The second half continued to the same pattern as the first, and indeed became more end-to-end, with midfields being bypassed more and defences working harder than ever. Darren Bent turned elegantly to dispatch a powerful shot goalwards which Duke held well; then Gardner twice had opportunities from Marney's corner to find the target, but the ball eventually diverted to Kilbane whose shot was blocked.
Gardner's effort at the other end remained unflinching too, taking a Wilson Palacios shot full in the stomach after a chronic pass by Zayatte put City under needless pressure. Modric then swung over a free kick and Vedran Corluka headed on to the bar and over.
Brown withdrew Cousin, regrettably but understandably, and chucked on Mendy.

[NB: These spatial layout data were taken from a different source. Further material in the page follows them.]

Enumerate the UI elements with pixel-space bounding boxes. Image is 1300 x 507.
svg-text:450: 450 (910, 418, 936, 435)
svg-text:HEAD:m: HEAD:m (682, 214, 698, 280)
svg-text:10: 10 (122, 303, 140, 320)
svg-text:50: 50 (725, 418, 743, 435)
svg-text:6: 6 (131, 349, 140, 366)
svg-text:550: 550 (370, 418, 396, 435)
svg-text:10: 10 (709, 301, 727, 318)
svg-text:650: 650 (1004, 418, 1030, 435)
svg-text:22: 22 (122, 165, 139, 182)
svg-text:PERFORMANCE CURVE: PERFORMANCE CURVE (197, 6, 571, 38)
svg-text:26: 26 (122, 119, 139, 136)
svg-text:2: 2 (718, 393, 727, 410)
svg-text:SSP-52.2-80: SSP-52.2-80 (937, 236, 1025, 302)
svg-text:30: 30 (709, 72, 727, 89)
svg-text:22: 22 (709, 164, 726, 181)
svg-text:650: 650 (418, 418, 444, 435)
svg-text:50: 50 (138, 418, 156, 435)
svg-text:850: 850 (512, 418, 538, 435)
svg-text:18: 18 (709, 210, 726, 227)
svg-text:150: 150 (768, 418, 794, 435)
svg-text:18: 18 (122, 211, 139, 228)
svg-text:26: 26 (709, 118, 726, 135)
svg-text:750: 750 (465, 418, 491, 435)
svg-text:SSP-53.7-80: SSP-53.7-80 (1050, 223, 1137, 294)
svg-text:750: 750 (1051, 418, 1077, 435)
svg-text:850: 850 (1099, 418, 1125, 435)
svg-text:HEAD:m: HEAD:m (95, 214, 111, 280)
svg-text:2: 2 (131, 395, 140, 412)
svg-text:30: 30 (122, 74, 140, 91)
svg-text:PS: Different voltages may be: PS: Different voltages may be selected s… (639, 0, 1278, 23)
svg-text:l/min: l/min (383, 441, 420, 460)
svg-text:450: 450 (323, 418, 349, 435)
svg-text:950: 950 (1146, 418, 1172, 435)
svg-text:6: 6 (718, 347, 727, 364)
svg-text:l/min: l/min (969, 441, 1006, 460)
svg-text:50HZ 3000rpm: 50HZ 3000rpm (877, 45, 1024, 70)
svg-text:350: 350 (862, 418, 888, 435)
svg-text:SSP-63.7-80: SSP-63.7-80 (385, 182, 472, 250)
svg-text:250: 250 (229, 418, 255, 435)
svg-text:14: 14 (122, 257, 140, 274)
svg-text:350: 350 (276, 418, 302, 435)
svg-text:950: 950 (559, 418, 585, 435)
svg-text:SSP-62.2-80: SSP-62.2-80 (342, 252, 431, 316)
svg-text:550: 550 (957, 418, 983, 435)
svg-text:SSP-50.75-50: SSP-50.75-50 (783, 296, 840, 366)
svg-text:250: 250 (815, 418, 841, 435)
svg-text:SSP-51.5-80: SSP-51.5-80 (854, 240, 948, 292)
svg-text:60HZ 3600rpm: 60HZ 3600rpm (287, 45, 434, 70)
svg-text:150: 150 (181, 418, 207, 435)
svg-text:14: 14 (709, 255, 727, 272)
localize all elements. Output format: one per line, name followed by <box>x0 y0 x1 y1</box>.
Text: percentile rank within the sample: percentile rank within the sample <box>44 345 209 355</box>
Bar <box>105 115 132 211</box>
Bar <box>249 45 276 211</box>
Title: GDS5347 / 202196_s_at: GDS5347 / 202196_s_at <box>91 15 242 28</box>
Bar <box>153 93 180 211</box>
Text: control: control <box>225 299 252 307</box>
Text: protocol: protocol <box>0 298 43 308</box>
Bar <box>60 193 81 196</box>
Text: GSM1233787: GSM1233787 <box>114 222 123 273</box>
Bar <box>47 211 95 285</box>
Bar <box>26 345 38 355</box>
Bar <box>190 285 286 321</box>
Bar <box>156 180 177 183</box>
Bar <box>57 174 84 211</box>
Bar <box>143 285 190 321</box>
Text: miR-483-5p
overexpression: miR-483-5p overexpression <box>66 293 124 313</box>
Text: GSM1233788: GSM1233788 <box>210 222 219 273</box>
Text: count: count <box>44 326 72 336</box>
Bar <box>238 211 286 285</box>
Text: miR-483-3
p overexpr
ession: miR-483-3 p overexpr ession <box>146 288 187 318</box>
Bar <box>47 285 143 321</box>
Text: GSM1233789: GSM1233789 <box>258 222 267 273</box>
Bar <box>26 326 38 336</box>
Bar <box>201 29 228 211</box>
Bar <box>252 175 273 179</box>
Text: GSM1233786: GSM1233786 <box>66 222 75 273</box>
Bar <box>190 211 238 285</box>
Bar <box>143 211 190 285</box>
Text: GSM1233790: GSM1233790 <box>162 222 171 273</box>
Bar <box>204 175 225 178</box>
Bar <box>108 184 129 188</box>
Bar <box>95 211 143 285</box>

This meant that there was now no specialist centre forward on the park, with Garcia thanklessly poloughing a lone furrowq up front and hoping for help from Marney and Mendy wherever possible.
Zayatte, totally unconvincing on the deck, nonetheless nearly shrouded his struggles with the ball for the second game in a row when he won a header from Dawson's corner but, unlike at Sheffield United, the ball refused to enter the net, touching the post and bouncing away.
The last ten minutes approached and Manucho was slung on for Garcia as Brown, true to form, made a change aimed at grasping a winner. Instead, the majority of the closing period was all Spurs, with Jenas making room for a pulsating drive which Gardner blocked as Duke dived to smother.
The winner came when Gardner chose to follow Benoit Assou-Ekotto's run, leaving too much space in the box, and Woodgate clambered above Dawson to direct a firm, flying header beyond Duke's reach. City were caught out of position and slow on the uptake, and were roundly punished. Woodgate was instantly substituted with blood pouring from an eye wound, leaving the pitch a hero to one corner of the KC.
Geovanni immediately replaced Zayatte but there was nothing in the tank, and the final whistle heralded a thoroughly despondent mood among the Tiger Nation. This game was not only winnable, but to fail to do so in such dramatic fashion thanks to their own indiscipline is infuriating and frightening. That the defeat was to a side almost certain to prove that a relegation battle was not for them is scant consolation, and while some doom-merchants now claim City will not win again this season, all we can do is maintain some faith and hope Brown picks the next team correctly. And tell the morons claiming he's finished to keep quiet.
Hull City: Duke, Ricketts, Turner, Gardner, Dawson, Marney, Ashbee, Zayatte (Geovanni 87), Kilbane, Garcia (Manucho 79), Cousin (Mendy 67). Subs not used: Myhill, Doyle, Barmby, Halmosi.
Tottenham Hotspur: Cudicini, Corluka, Woodgate (Dawson 89), King, Assou-Ekotto, Lennon (Zokora 87), Jenas, Palacios, Modric, Keane, Bent (Pavlyuchenko 72). Subs not used: Gomes, Bentley, Huddlestone, Chimbonda.